Ohio's rivers are beautiful — they are also wild places that can be dangerous.
WEAR A LIFE JACKET
No one plans to fall out of a boat. A life jacket helps protect you from unpredictable moments on the water. Once you have fallen into the water, it can be almost impossible to put on a life jacket. Wear a Coast Guard-approved life jacket at all times. It is the law for children under 10 years old to wear a life jacket on boats like canoes and kayaks..
Two-thirds of drowning victims are good swimmers, and in the majority of boating-related fatalities, life jackets were not worn. Please don’t become a statistic.
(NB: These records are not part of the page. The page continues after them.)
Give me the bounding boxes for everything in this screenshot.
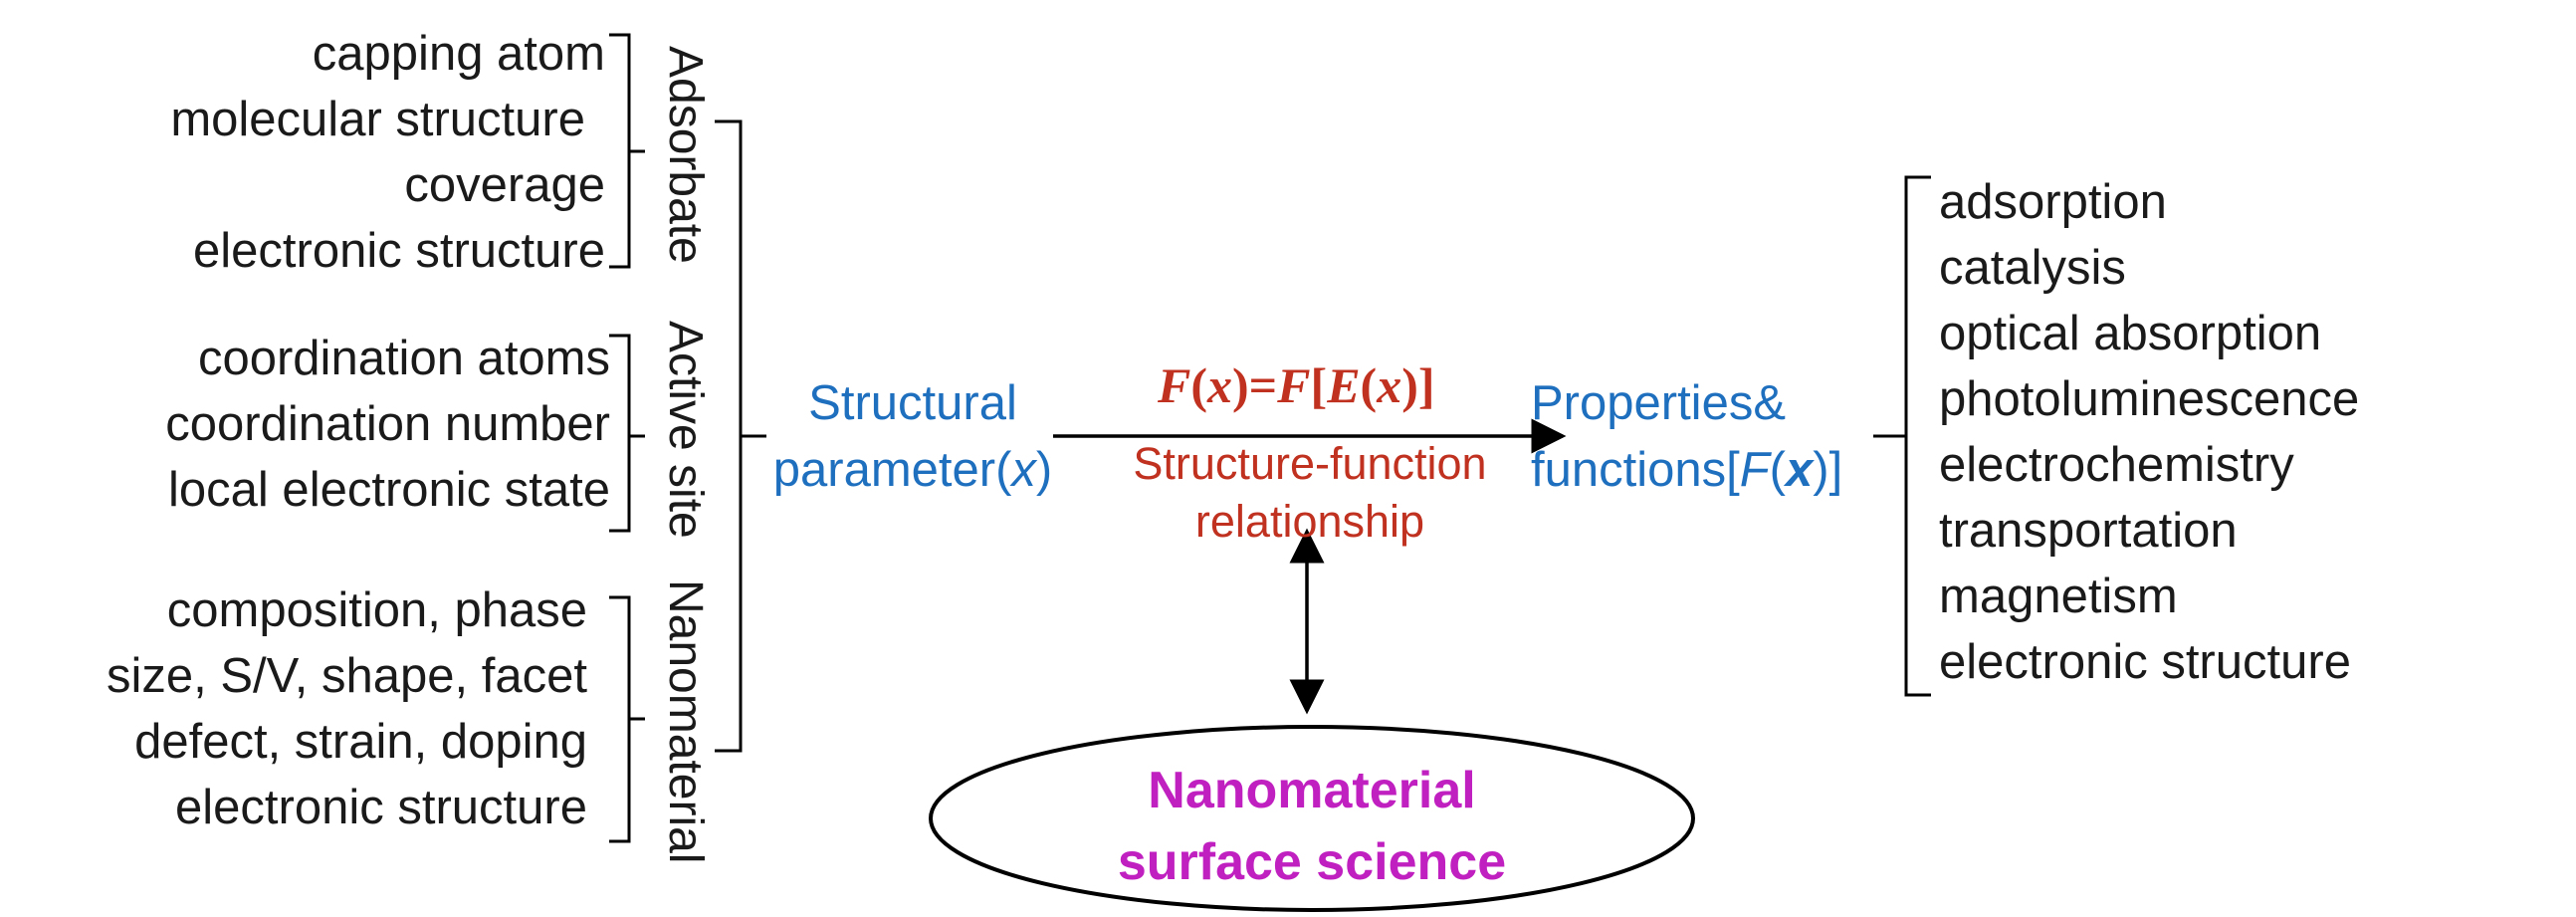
property-item: transportation <box>1939 504 2238 558</box>
nanomaterial-heading: Nanomaterial <box>659 579 712 864</box>
property-item: adsorption <box>1939 175 2167 229</box>
property-item: optical absorption <box>1939 307 2322 360</box>
structural-parameter-line1: Structural <box>808 376 1017 430</box>
nanomaterial-item: electronic structure <box>175 781 587 834</box>
structural-parameter-label: Structural parameter(x) <box>749 370 1077 504</box>
active-site-item: local electronic state <box>168 463 610 517</box>
active-site-heading: Active site <box>659 321 712 539</box>
structural-parameter-line2: parameter(x) <box>772 443 1053 497</box>
nanomaterial-bracket <box>609 595 645 843</box>
nanomaterial-item: composition, phase <box>166 583 587 637</box>
active-site-list: coordination atoms coordination number l… <box>165 326 610 523</box>
adsorbate-item: coverage <box>404 158 605 212</box>
properties-list: adsorption catalysis optical absorption … <box>1939 169 2359 695</box>
surface-science-line1: Nanomaterial <box>1148 762 1476 819</box>
adsorbate-item: molecular structure <box>170 93 585 146</box>
property-item: catalysis <box>1939 241 2126 295</box>
relationship-formula: F(x)=F[E(x)] <box>1158 357 1435 413</box>
surface-science-line2: surface science <box>1117 833 1507 891</box>
active-site-item: coordination number <box>165 397 610 451</box>
structure-function-line2: relationship <box>1194 496 1425 547</box>
nanomaterial-list: composition, phase size, S/V, shape, fac… <box>107 577 587 840</box>
property-item: magnetism <box>1939 570 2178 623</box>
properties-functions-label: Properties& functions[F(x)] <box>1531 370 1889 504</box>
surface-science-ellipse <box>929 725 1695 912</box>
adsorbate-bracket <box>609 33 645 269</box>
structure-function-line1: Structure-function <box>1133 438 1487 489</box>
properties-line2: functions[F(x)] <box>1531 443 1843 497</box>
nanomaterial-item: size, S/V, shape, facet <box>106 649 587 703</box>
properties-line1: Properties& <box>1531 376 1787 430</box>
grouping-bracket <box>715 119 766 753</box>
properties-bracket <box>1904 175 1931 697</box>
surface-science-label: Nanomaterial surface science <box>1053 755 1571 898</box>
nanomaterial-item: defect, strain, doping <box>134 715 587 769</box>
property-item: photoluminescence <box>1939 372 2360 426</box>
structure-function-label: Structure-function relationship <box>1101 435 1519 551</box>
property-item: electronic structure <box>1939 635 2351 689</box>
adsorbate-item: capping atom <box>312 27 605 81</box>
property-item: electrochemistry <box>1939 438 2294 492</box>
adsorbate-heading: Adsorbate <box>659 46 712 264</box>
active-site-bracket <box>609 334 645 533</box>
active-site-item: coordination atoms <box>197 332 610 385</box>
adsorbate-item: electronic structure <box>193 224 605 278</box>
adsorbate-list: capping atom molecular structure coverag… <box>170 21 605 284</box>
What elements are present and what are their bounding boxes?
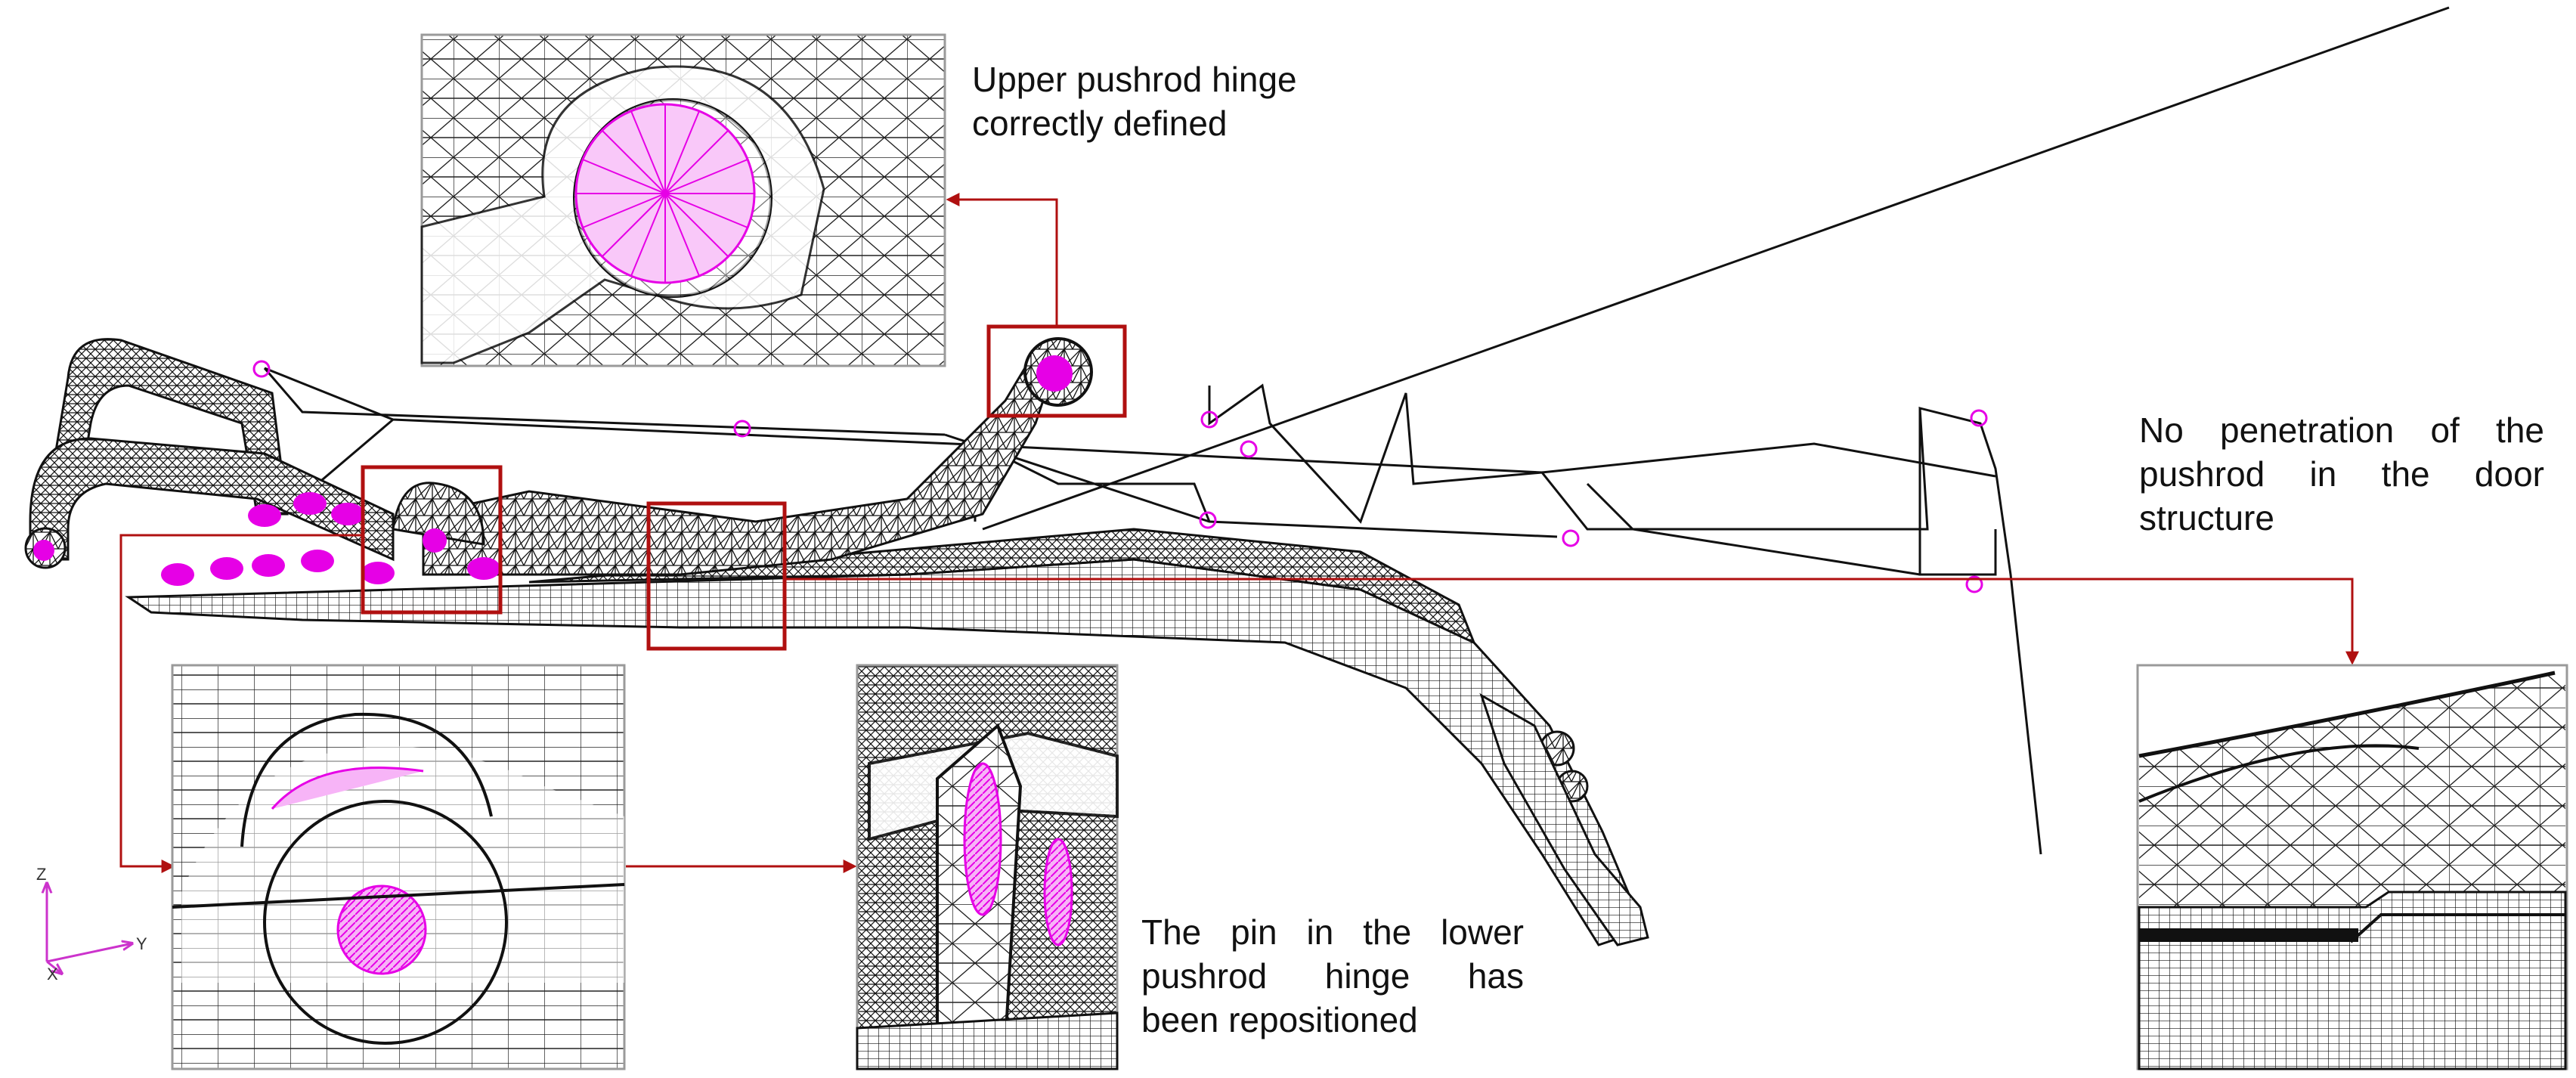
- lower-pin-detail: [336, 884, 427, 975]
- coordinate-triad: [47, 883, 132, 974]
- inset-repositioned-pin: [856, 664, 1119, 1070]
- axis-y-label: Y: [136, 934, 147, 953]
- inset-upper-hinge: [420, 33, 946, 367]
- callout-upper-hinge-line-2: correctly defined: [972, 104, 1228, 143]
- constraint-markers: [252, 360, 1988, 593]
- pushrod-model: [24, 337, 1649, 946]
- callout-no-penetration: No penetration of the pushrod in the doo…: [2139, 408, 2544, 540]
- axis-z-label: Z: [36, 865, 46, 884]
- callout-no-penetration-line-1: No penetration of the: [2139, 410, 2544, 450]
- callout-no-penetration-line-2: pushrod in the door: [2139, 454, 2544, 494]
- callout-lower-pin: The pin in the lower pushrod hinge has b…: [1141, 910, 1524, 1042]
- inset-no-penetration: [2136, 664, 2568, 1070]
- connector-arrows: [119, 193, 2359, 873]
- callout-lower-pin-line-1: The pin in the lower: [1141, 912, 1524, 952]
- pushrod-arm: [422, 361, 1052, 576]
- lower-hinge-pin: [423, 528, 447, 553]
- callout-upper-hinge: Upper pushrod hinge correctly defined: [972, 57, 1365, 145]
- repositioned-pin-b: [1043, 838, 1073, 946]
- inset-lower-hinge: [171, 664, 626, 1070]
- axis-x-label: X: [47, 965, 58, 984]
- callout-lower-pin-line-2: pushrod hinge has: [1141, 956, 1524, 996]
- callout-no-penetration-line-3: structure: [2139, 498, 2274, 537]
- contact-selection: [646, 501, 787, 651]
- upper-hinge-pin: [1036, 355, 1073, 392]
- repositioned-pin-a: [963, 762, 1002, 916]
- callout-upper-hinge-line-1: Upper pushrod hinge: [972, 60, 1297, 99]
- hook-bracket-front: [29, 437, 395, 562]
- callout-lower-pin-line-3: been repositioned: [1141, 1000, 1418, 1039]
- lower-hinge-selection: [361, 465, 503, 615]
- base-pins: [161, 492, 500, 586]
AVOID ALCOHOL WHILE BOATING
Alcohol remains a primary factor in fatal boating accidents. It impairs your balance, slows decision-making and leads to dehydration. These impairments increase the likelihood of an accident in constantly changing river conditions. It is illegal to operate a watercraft while under the influence.
HIGH FLOW? DON’T GO
High flow increases the dangers of hazards that you can’t see, like frigid water, boulders and downed trees. Overhanging branches and log jams can form obstructions known as “strainers” that block or “strain” you, flipping your boat and pinning you against the obstacle while water passes by. Many drownings involve strainers and the absence of life jackets.
How do you know if river flow is too high? If it looks like you’d have trouble standing or swimming due to swift currents, or if there’s been a lot of recent rainfall, don’t go. Check flow levels at river gauges in advance of your trip.
BE PREPARED FOR COLD WATER
- Even on a sunny day, you are at risk of hypothermia if you fall in the water. This is particularly a concern during spring days when the water has not yet had a chance to warm and can easily be below 60 degrees.
- Avoid cotton clothing. It absorbs water which will lower body temperature.
- Dress in layers so you can adjust throughout the day and keep extra clothes in a dry bag.